Clean Energy Stimulus Spending Could Jump Start Growth, Report Finds

Nov. 10, 2020
A new report finds that federal economic stimulus spending on clean energy, including microgrids, electric vehicles and energy storage, could jump start a surge in economic growth. 

With Congress eyeing another coronavirus economic package, a new report finds that federal economic stimulus spending on clean energy, including microgrids, electric vehicles and energy storage, could jump start a surge in economic growth. 

So far, the clean energy sector has been left out of the federal COVID-19 stimulus, but an incoming Joe Biden administration could change that dynamic.

The coronavirus crisis destroyed millions of American jobs, including hundreds of thousands in clean energy, the Biden-Harris transition team said on its transition website that went live Monday. One of President-elect Biden’s top four priorities is tackling climate change, which includes investing in zero emission vehicles, renewable energy and building upgrades, according to the website.

Investments in a range of advanced energy technologies and services would lead to economic benefits that are four to 14 times as high as the spending, according to an analysis prepared for Advanced Energy Economy and Texas Advanced Energy Business Alliance.

In California, a $100 billion injection of federal funds would add $727 billion to California’s gross state product, according to a report drafted by the Analysis Group, an economic consulting firm.

Clean energy stimulus spending in 8 states

The reports examined what would happen in eight states if $2 trillion was spent nationwide on clean energy initiatives. The states were Arizona, California, Colorado, Florida, Illinois, Nevada, Pennsylvania, and Texas. The Analysis Group prepared reports for each state based on a spending allocation that mirrored stimulus programs following the 2008-2009 financial crisis.

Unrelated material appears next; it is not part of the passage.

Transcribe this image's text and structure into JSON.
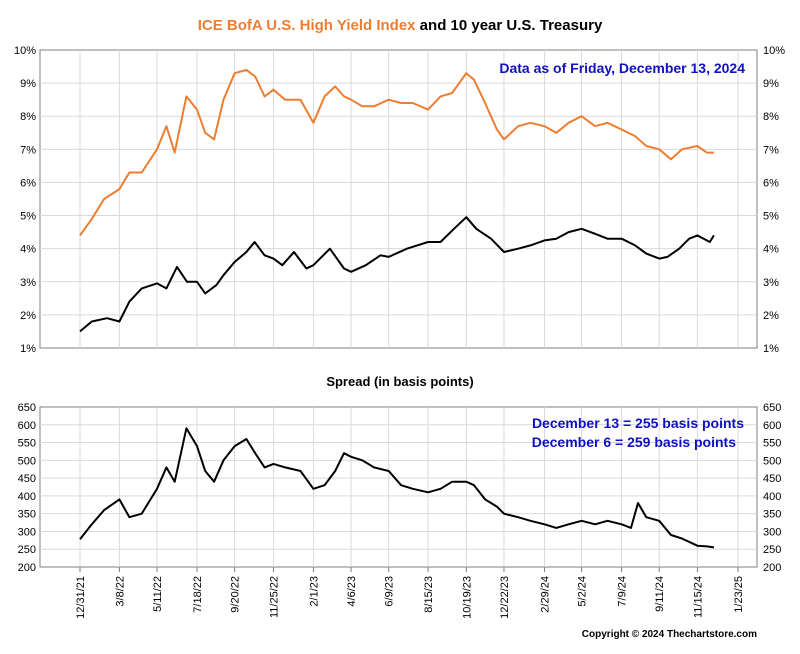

The study, released Oct. 29, focused on the economic effects of spending on grid modernization, including smart meters and microgrids, solar and wind generation; energy efficiency; energy storage; electric vehicles and charging infrastructure; and transmission upgrades.

The Analysis Group found that in all states studied the greatest economic impact comes from investing in energy efficiency, which was allocated a quarter of all the stimulus spending. In California, for example, $20 billion in spending on energy efficiency produced $373 billion in additional gross state product growth and 1.9 million job-years.

Solar and wind energy made up the next largest section of investment and growth across the states, according to the report. The Analysis Group assumed solar would get 20% of all the federal spending and wind would get 10%.

In Texas, $11 billion and $5.5 billion in spending on solar and wind, respectively, would boost gross state product by $51 billion of $14 billion, the Analysis Group found.

Electric vehicles and charging infrastructure spending — assumed to total 20% of overall investments — could spur growth in states, the Analysis Group found. In Illinois, $9 billion in sounding on EV incentives and subsidies would increase the state’s gross product by $30 billion while adding 240,000 job years, the report said.

Grid modernization funding spurs growth

With 5% of total spending, the Analysis Group found that investment in grid modernization provided a range of benefits. 

The consulting firm said grid modernization investments could include technologies, products, and software development for residential and commercial energy management, microgrid management and other improvements in the efficiency of the distribution system.

In California, a $5 billion investment in grid modernization would increase the state’s gross product by $12 billion and add 108,000 job years.

In Texas, $2.8 billion in grid modernization would boost state gross product by $6 billion and add 69,000 job years.

In Illinois, $2.25 billion in grid modernization spending would boost state gross product by $5 billion and job years by 54,000.